特別寄与とは?請求方法や寄与分との違いを解説
相続権を持たない方でも、生前被相続人の家業を手伝うなどした場合、特別寄与料が認められることがあります。
今回は、特別寄与とは何か請求方法や寄与分との違いについて解説します。
特別寄与分とは?
特別寄与分とは、被相続人の親族のうち、相続人ではない人が、被相続人の財産の維持または増加に特別の貢献をした場合に、その貢献に見合った額の金銭を相続人に対して請求できる権利です。
たとえば、長期間にわたり、被相続人の療養看護を献身的に行った息子の配偶者(嫁)など、法律上の相続人ではない親族の貢献を金銭で清算し、相続人相互間の公平を図ることを目的としています。
特別寄与分を請求する方法
特別寄与分を請求する権利は、被相続人の死亡によって発生しますが、実際に金銭を受け取るためには、相続人に対して法的な手続きを行う必要があります。
この請求権には時効が定められており、特別寄与者が相続の開始および相続人を知った時から6ヶ月以内、または相続開始の時から1年以内に権利を行使しなければ消滅するため、迅速な対応が求められます。
相続人に請求の意思表示を行う
まず、特別寄与者は、時効期間内に相続人に対して請求の意思表示を行う必要があります。

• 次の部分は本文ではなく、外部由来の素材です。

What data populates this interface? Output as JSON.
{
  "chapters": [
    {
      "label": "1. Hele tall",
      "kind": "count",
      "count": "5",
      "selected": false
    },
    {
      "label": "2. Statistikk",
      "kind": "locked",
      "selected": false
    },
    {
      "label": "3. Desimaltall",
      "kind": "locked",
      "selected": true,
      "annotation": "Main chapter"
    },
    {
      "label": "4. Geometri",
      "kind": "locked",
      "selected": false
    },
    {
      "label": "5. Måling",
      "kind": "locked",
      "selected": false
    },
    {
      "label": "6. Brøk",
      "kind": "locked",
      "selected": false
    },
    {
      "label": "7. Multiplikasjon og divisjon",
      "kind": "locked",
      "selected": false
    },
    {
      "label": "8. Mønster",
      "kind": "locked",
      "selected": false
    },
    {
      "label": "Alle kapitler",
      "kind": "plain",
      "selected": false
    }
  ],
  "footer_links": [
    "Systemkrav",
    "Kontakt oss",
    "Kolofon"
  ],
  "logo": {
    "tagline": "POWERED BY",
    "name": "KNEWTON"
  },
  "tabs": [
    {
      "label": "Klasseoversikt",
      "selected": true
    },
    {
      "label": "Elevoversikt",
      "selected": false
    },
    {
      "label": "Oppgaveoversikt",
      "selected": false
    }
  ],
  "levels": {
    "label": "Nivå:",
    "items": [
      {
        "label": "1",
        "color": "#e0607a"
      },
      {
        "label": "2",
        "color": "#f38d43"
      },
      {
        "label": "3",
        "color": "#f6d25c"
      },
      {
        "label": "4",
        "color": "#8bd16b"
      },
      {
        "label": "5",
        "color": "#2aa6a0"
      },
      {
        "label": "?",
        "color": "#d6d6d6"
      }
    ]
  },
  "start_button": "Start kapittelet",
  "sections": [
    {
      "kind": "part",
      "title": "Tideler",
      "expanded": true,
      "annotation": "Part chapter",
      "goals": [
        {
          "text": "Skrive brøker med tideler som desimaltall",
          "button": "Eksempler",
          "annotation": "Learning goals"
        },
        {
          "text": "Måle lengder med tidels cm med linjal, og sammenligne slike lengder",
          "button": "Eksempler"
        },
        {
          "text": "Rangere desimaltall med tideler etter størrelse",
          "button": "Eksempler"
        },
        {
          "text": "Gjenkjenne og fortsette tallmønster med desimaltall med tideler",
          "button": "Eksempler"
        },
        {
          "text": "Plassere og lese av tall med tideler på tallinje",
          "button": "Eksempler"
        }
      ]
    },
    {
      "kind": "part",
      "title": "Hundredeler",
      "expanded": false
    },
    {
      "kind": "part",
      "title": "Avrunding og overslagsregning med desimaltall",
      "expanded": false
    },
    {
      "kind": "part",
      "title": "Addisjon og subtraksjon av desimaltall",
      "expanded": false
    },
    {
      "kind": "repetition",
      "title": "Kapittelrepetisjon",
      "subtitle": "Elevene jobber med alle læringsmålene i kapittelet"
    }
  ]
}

意思表示は、内容証明郵便などの書面で行った方が良いでしょう。
特別寄与分の請求を行う際には、請求の根拠となる特別寄与の内容と期間、請求したい具体的な金額を明確に記載してください。
相続人と話し合う
請求の意思表示を行った後、特別寄与者と相続人の間で、請求額や支払い方法について話し合いを行います。
話し合いで合意が得られない場合や、相続人側が請求を拒否する場合は、家庭裁判所での手続きに進むことになります。
話し合いが難しい場合は、特別寄与者は家庭裁判所に対して特別寄与分の処分の調停などを申し立てて、裁判所の手続きを通じて金額を決定してもらうことになります。
寄与分と特別寄与分の違い
寄与分と特別寄与分は、どちらも被相続人の財産への貢献を評価する制度ですが、権利を行使できる人の範囲に大きな違いがあります。
特別寄与分は相続人以外の親族が貢献した場合に認められるものであり、請求できる人の範囲が広い点です。
具体的には、被相続人の配偶者の親族などが特別寄与分を請求できます。
まとめ
今回は、特別寄与分の請求方法や寄与分との違いなどを解説しました。
特別寄与分の請求期間は非常に短いです。
そのため、請求を検討している方は弁護士に相談することをおすすめします。